Потом мотылёк перелетел с подоконника на кресло и сел на старую куклу Шурочки. Мы удивились, почему у куклы острижены волосы, и Шурочка сказала, что в детстве она думала, что у кукол волосы растут, как у людей. Она остригла куклу и ждала, что у неё снова вырастут волосы, но ничего не вышло, и тогда она перестала играть в куклы.
Мне захотелось поймать мотылька, но он слетел с кресла, и я его поймал уже в воздухе и второпях сжал его. Когда я разжал руку, то в моей ладони было раздавленное тело мотылька, и одно крыло было смято, а другое оторвалось и, тихо планируя, упало на стол, точно лепесток.
Я пошёл на кухню и долго мыл руку и потом долго вытирал её носовым платком, а когда я вернулся, то почувствовал, что всё переменилось, хотя я знал, что ничего особенного не произошло.
Лёнька продолжал что-то рассказывать, Шурочка его слушала, и всё было по-прежнему, но я чувствовал, что, пока меня не было, они стали чем-то ближе друг другу, и я понял, что пошатнулись какие-то весы и что первым грузом на чашу моих ошибок упали лёгкие крылья мотылька.
Лето продолжалось, дождей всё не было. С каждым днём сгущалась жара. Всё высыхало.
Кое-где у дорог трава начала желтеть, одуванчики преждевременно облысели, а белые чашечки водяных лилий на высыхающем болоте за полустанком покрылись бурыми пятнами.
Вода в пруду за конским кладбищем испортилась, и все караси подохли. Листья на деревьях стали ломкими и свёртывались в трубочки. Где-то близко горели торфяные болота, горький дым висел над полями, и не было ветра, чтобы разогнать его.
Небо было безоблачное, но мутное, и солнце не выделялось на нём, солнце было расплющено, как золотая фольга, оно заняло всё небо, и всё небо светилось мутным светом.
Когда Шурочка выздоровела, всё потекло по-прежнему, но на карьер мы ходили уже реже, в такую жару ничего не хотелось делать.
Колодец у нашего дома высох, и теперь приходилось ходить за водой к другому колодцу, за три дома от нас. Мы с Лёнькой установили дежурство и ходили по очереди, и Лёнька говорил, что это ему напоминает жизнь в детском доме, но здесь уже отлынивать не приходилось.
С утра до вечера нам хотелось пить, и было хорошо подойти с большой белой эмалированной кружкой к кадке, зачерпнуть воды и пить её медленными глотками. Вода в этой местности была желтоватой, должно быть от примеси железа, и на белом фоне кружки было видно, как вода убавляется с каждым глотком, и уже это утоляло жажду.
Однажды мы опять втроём пришли на карьер, и опять брызгались водой у родника, опять лежали на откосе и смотрели на лужи.
Некоторые лужи уже совсем высохли, и головастики, бывшие в них, погибли, но большинство луж ещё не высохло. Мы начали решать — передохнут в них головастики или нет, и я сказал, что они все передохнут.
— Если и передохнут, то не все, — сказал Лёнька. — Все они не могут передохнуть.
— Может быть, одни умрут, а другие нет, — сказала Шурочка. — А может быть, и все умрут. А может быть, и мы все умрём, у меня опять голова болит.
— У тебя голова поболит и перестанет, а головастики все передохнут.
— Нет, все не передохнут, — возразил мне Лёнька, — давай американское пари.
— Идёт, но только не жилить.
— Это ты всегда жилишь, а я нет. Я говорю: они все не передохнут.

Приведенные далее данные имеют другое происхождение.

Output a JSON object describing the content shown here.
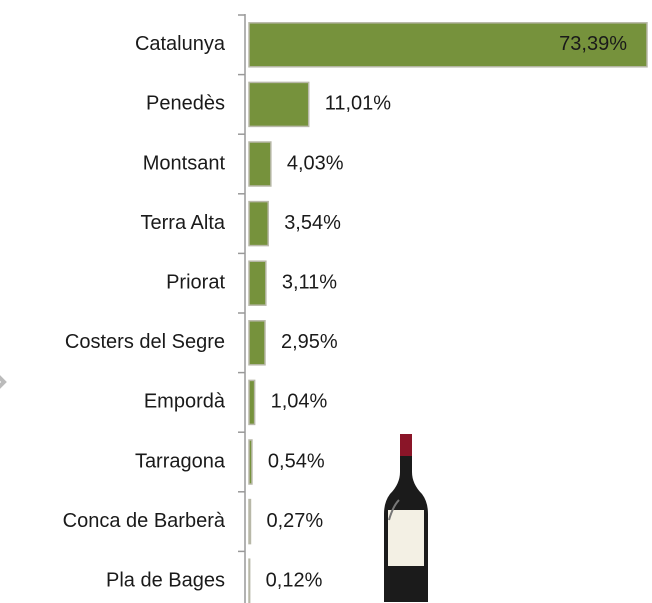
{
  "chart_data": {
    "type": "bar",
    "orientation": "horizontal",
    "categories": [
      "Catalunya",
      "Penedès",
      "Montsant",
      "Terra Alta",
      "Priorat",
      "Costers del Segre",
      "Empordà",
      "Tarragona",
      "Conca de Barberà",
      "Pla de Bages"
    ],
    "values": [
      73.39,
      11.01,
      4.03,
      3.54,
      3.11,
      2.95,
      1.04,
      0.54,
      0.27,
      0.12
    ],
    "value_labels": [
      "73,39%",
      "11,01%",
      "4,03%",
      "3,54%",
      "3,11%",
      "2,95%",
      "1,04%",
      "0,54%",
      "0,27%",
      "0,12%"
    ],
    "color": "#76923c"
  }
}
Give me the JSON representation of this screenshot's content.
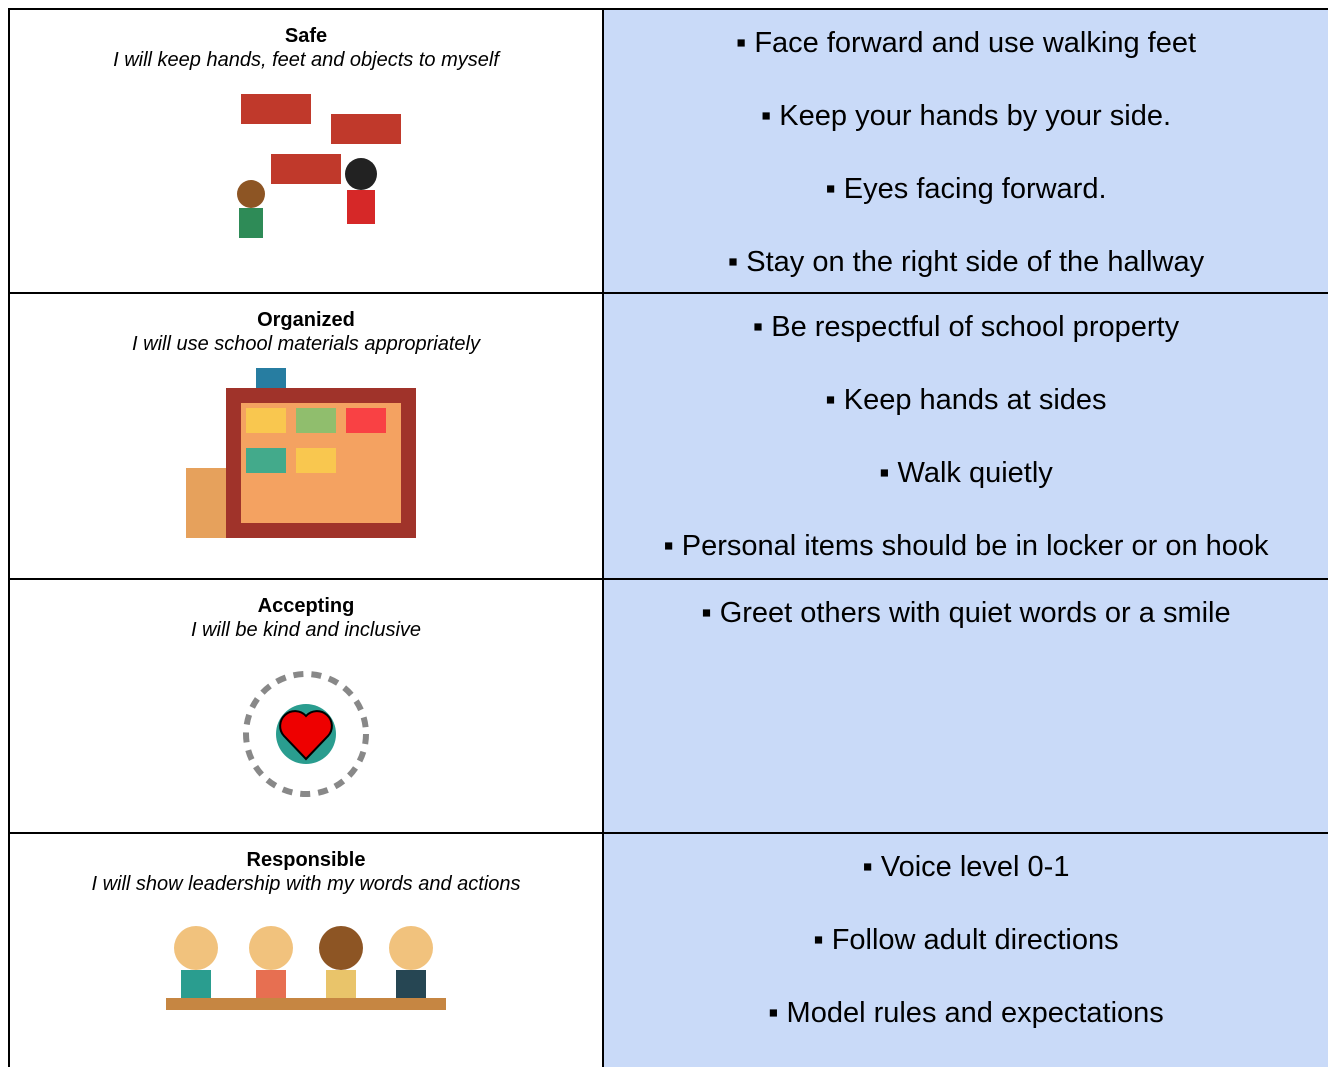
{
  "table": {
    "rows": [
      {
        "title": "Safe",
        "subtitle": "I will keep hands, feet and objects to myself",
        "items": [
          "▪ Face forward and use walking feet",
          "▪ Keep your hands by your side.",
          "▪ Eyes facing forward.",
          "▪ Stay on the right side of the hallway"
        ]
      },
      {
        "title": "Organized",
        "subtitle": "I will use school materials appropriately",
        "items": [
          "▪ Be respectful of school property",
          "▪ Keep hands at sides",
          "▪ Walk quietly",
          "▪ Personal items should be in locker or on hook"
        ]
      },
      {
        "title": "Accepting",
        "subtitle": "I will be kind and inclusive",
        "items": [
          "▪ Greet others with quiet words or a smile"
        ]
      },
      {
        "title": "Responsible",
        "subtitle": "I will show leadership with my words and actions",
        "items": [
          "▪ Voice level 0-1",
          "▪ Follow adult directions",
          "▪ Model rules and expectations"
        ]
      }
    ]
  }
}
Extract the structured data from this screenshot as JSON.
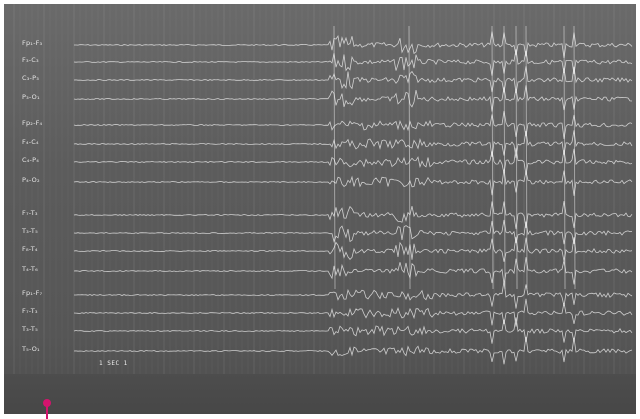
{
  "montage": {
    "channels": [
      "Fp₁-F₃",
      "F₃-C₃",
      "C₃-P₃",
      "P₃-O₁",
      "Fp₂-F₄",
      "F₄-C₄",
      "C₄-P₄",
      "P₄-O₂",
      "F₇-T₃",
      "T₃-T₅",
      "F₈-T₄",
      "T₄-T₆",
      "Fp₁-F₇",
      "F₇-T₃",
      "T₃-T₅",
      "T₅-O₁"
    ]
  },
  "scale_bar": {
    "label": "1 SEC 1"
  },
  "event_marker": {
    "color": "#d4146e"
  }
}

Мы соединили руки, и Шурочка разняла пари и сказала:
— С разъёмщика не брать!
Потом мы пошли домой и всю дорогу говорили о головастиках, точно ничего более интересного и на свете не было.
Потом Шурочка ушла, не оглядываясь, к дому, и мы опять смотрели, как мелькает её зелёная лента среди листвы. Листья преждевременно пожелтели, и на их фоне лента была ясно видна.
— Хорошо бы, если б дождь пошёл, — сказал Лёнька. — Мне тоже что-то жалко головастиков.
— Тебе их потому жалко, что Шурочке их жалко, — сказал я.
Лёнька промолчал.
— А дождя всё-таки не будет, — продолжал я, — и головастики передохнут, так им и надо.
— Я знаю, из-за чего ты злишься, — проговорил Лёнька. — Только ты напрасно.
— Ничего ты не знаешь: ты мопс — и больше ничего. Не тебе за девчонками бегать.
На этот раз мы поссорились по-настоящему и несколько дней не разговаривали. Эти несколько дней мы не ходили за водой и обеда не готовили, а ели отдельно, что попало. Комнату мы подметать перестали, потому что нам казалось, что начать подметать комнату — это шаг к примирению, а никто из нас первым не хотел мириться. По этой же причине мы перестали ходить в лавку за керосином, и даже чаю не кипятили по утрам. В кадке оставалось мало воды — только для питья, и мы перестали мыться.
Все эти дни Лёнька уходил куда-то и возвращался перемазанный в глине, и я никак не мог догадаться, куда он ходит.
На четвёртый день я пошёл к Шурочке, и она сказала, что в эти дни Лёнька к ней не заходил.
От неё я побрёл на карьер и, когда я шёл туда, увидел Лёньку. Он шагал с таким торжествующим видом, что даже не заметил меня.
Я пришёл на карьер, и мне стало понятно, куда Лёнька все эти дни уходил.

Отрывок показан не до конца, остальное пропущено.